The insurer declined liability on the basis the claimant failed to meet the required threshold of 11% WPI under section 66(1) of the 1987 Act in respect of the further hearing loss injury of 19 June 2012 (deemed). The claimant disagreed stating the further hearing loss injury of 2012 was not a new injury as it involved the same pathology (binaural hearing loss) as the previous injury of 1996 for which he was compensated. He argued it was a single injury arising from separate injurious events and resulted in a single impairment. In other words, the claimant argued the impairments resulting from the 1996 injury and the 2012 injury should be aggregated in assessing permanent impairment for the purposes of the threshold under section 66(1).

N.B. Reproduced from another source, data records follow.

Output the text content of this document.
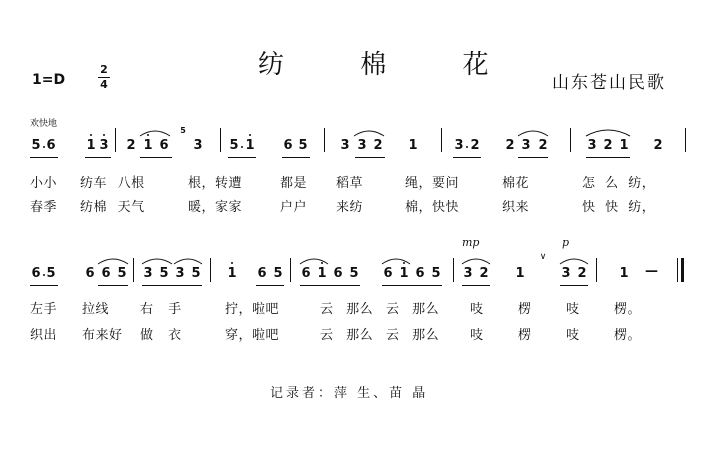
纺 棉 花
1=D
2
4	山东苍山民歌
欢快地
5 6 1 3 2 1 6
5
3 5 1 6 5	3 3 2 1	3 2 2 3 2	3 2 1 2
小小 纺车 八根	根，转遭	都是 稻草	绳，要问	棉花	怎 么 纺，
春季 纺棉 天气	暖，家家	户户 来纺	棉，快快	织来	快 快 纺，
mp	p
∨
6 5 6 6 5 3 5 3 5 1 6 5 6 1 6 5 6 1 6 5 3 2 1	3 2	1 —
左手 拉线 右 手	拧，啦吧	云 那么 云 那么 吱	楞	吱	楞。
织出 布来好 做 衣	穿，啦吧	云 那么 云 那么 吱	楞	吱	楞。
记录者：萍 生、苗 晶
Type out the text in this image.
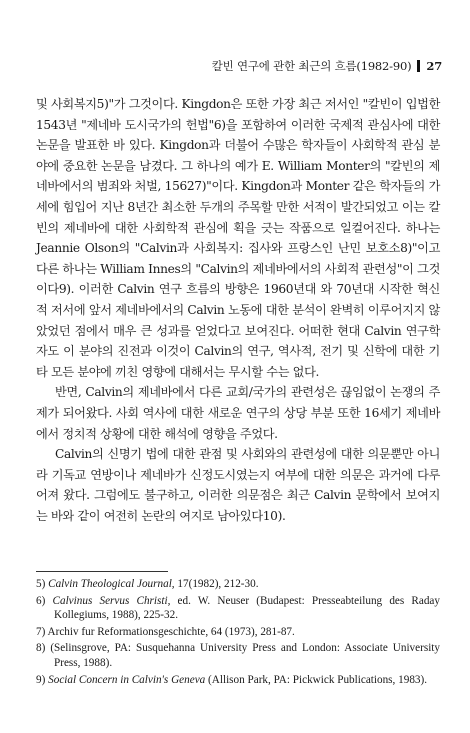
칼빈 연구에 관한 최근의 흐름(1982-90) 27

및 사회복지5)"가 그것이다. Kingdon은 또한 가장 최근 저서인 "칼빈이 입법한 1543년 "제네바 도시국가의 헌법"6)을 포함하여 이러한 국제적 관심사에 대한 논문을 발표한 바 있다. Kingdon과 더불어 수많은 학자들이 사회학적 관심 분야에 중요한 논문을 남겼다. 그 하나의 예가 E. William Monter의 "칼빈의 제네바에서의 범죄와 처벌, 15627)"이다. Kingdon과 Monter 같은 학자들의 가세에 힘입어 지난 8년간 최소한 두개의 주목할 만한 서적이 발간되었고 이는 칼빈의 제네바에 대한 사회학적 관심에 획을 긋는 작품으로 일컬어진다. 하나는 Jeannie Olson의 "Calvin과 사회복지: 집사와 프랑스인 난민 보호소8)"이고 다른 하나는 William Innes의 "Calvin의 제네바에서의 사회적 관련성"이 그것이다9). 이러한 Calvin 연구 흐름의 방향은 1960년대 와 70년대 시작한 혁신적 저서에 앞서 제네바에서의 Calvin 노동에 대한 분석이 완벽히 이루어지지 않았었던 점에서 매우 큰 성과를 얻었다고 보여진다. 어떠한 현대 Calvin 연구학자도 이 분야의 진전과 이것이 Calvin의 연구, 역사적, 전기 및 신학에 대한 기타 모든 분야에 끼친 영향에 대해서는 무시할 수는 없다.

반면, Calvin의 제네바에서 다른 교회/국가의 관련성은 끊임없이 논쟁의 주제가 되어왔다. 사회 역사에 대한 새로운 연구의 상당 부분 또한 16세기 제네바에서 정치적 상황에 대한 해석에 영향을 주었다.

Calvin의 신명기 법에 대한 관점 및 사회와의 관련성에 대한 의문뿐만 아니라 기독교 연방이나 제네바가 신정도시였는지 여부에 대한 의문은 과거에 다루어져 왔다. 그럼에도 불구하고, 이러한 의문점은 최근 Calvin 문학에서 보여지는 바와 같이 여전히 논란의 여지로 남아있다10).

5) Calvin Theological Journal, 17(1982), 212-30.
6) Calvinus Servus Christi, ed. W. Neuser (Budapest: Presseabteilung des Raday Kollegiums, 1988), 225-32.
7) Archiv fur Reformationsgeschichte, 64 (1973), 281-87.
8) (Selinsgrove, PA: Susquehanna University Press and London: Associate University Press, 1988).
9) Social Concern in Calvin's Geneva (Allison Park, PA: Pickwick Publications, 1983).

Decision by the Court of Appeal
Although the Court of Appeal accepted there was only one single pathology underlying the claimant’s hearing loss, applying section 17(1) of the 1987 Act, the Court ruled the further hearing loss caused by further series of micro-traumata from the previous injury in 1996 to 19 June 2012 (when the further hearing loss claim was made) resulted in a new injury. The Court ruled the further hearing loss was a different injury from the injury in respect of which the claimant was previously compensated in 1996. Although the pathology of both injuries was the same, the Court ruled that under section 17(1) the two injuries were distinct and could not be aggregated.
Therefore, considering the notice of claim for lump sum compensation in respect of the further hearing loss was made on 19 June 2012 (after the lump sum amendments in 2012 came into effect) the Court determined section 66(1) applied. Hence, the claimant failed in his claim for lump sum compensation in respect of the further hearing loss injury of 2012 as he failed to satisfy the threshold of 11% WPI under section 66(1).
What does this mean?
The 11% WPI (20.5% BHL) threshold prescribed by section 66(1) of the 1987 Act applies to all lump sum claims in respect of hearing loss and further hearing loss made on or after 19 June 2012 irrespective of whether the deemed date of injury is before or after 19 June 2012. However, this decision did not deal with or discuss injuries that occurred prior to 1 January 2002.
Deputy President Roche’s decision in BT Australia Limited v Greene  NSWWCCPD 60, determined the amendments introduced in 2012 including the 11% WPI threshold under section 66(1) of the 1987 Act do not apply to claims in respect of an injury including hearing loss and further hearing loss injuries which occurred before 1 January 2002. This decision has not been challenged.
When a worker makes a claim for hearing loss, it is essential for insurers and employers to ascertain whether or not the worker has been paid lump sum compensation for any hearing loss claims under section 66.
Where a claim for further hearing loss is made in respect of a deemed hearing loss injury on or after 1 January 2002, the insurers should have the worker assessed by an ENT specialist (WorkCover approved assessor) and dispute the section 66 claim, if the increase of hearing impairment is less than 11% WPI.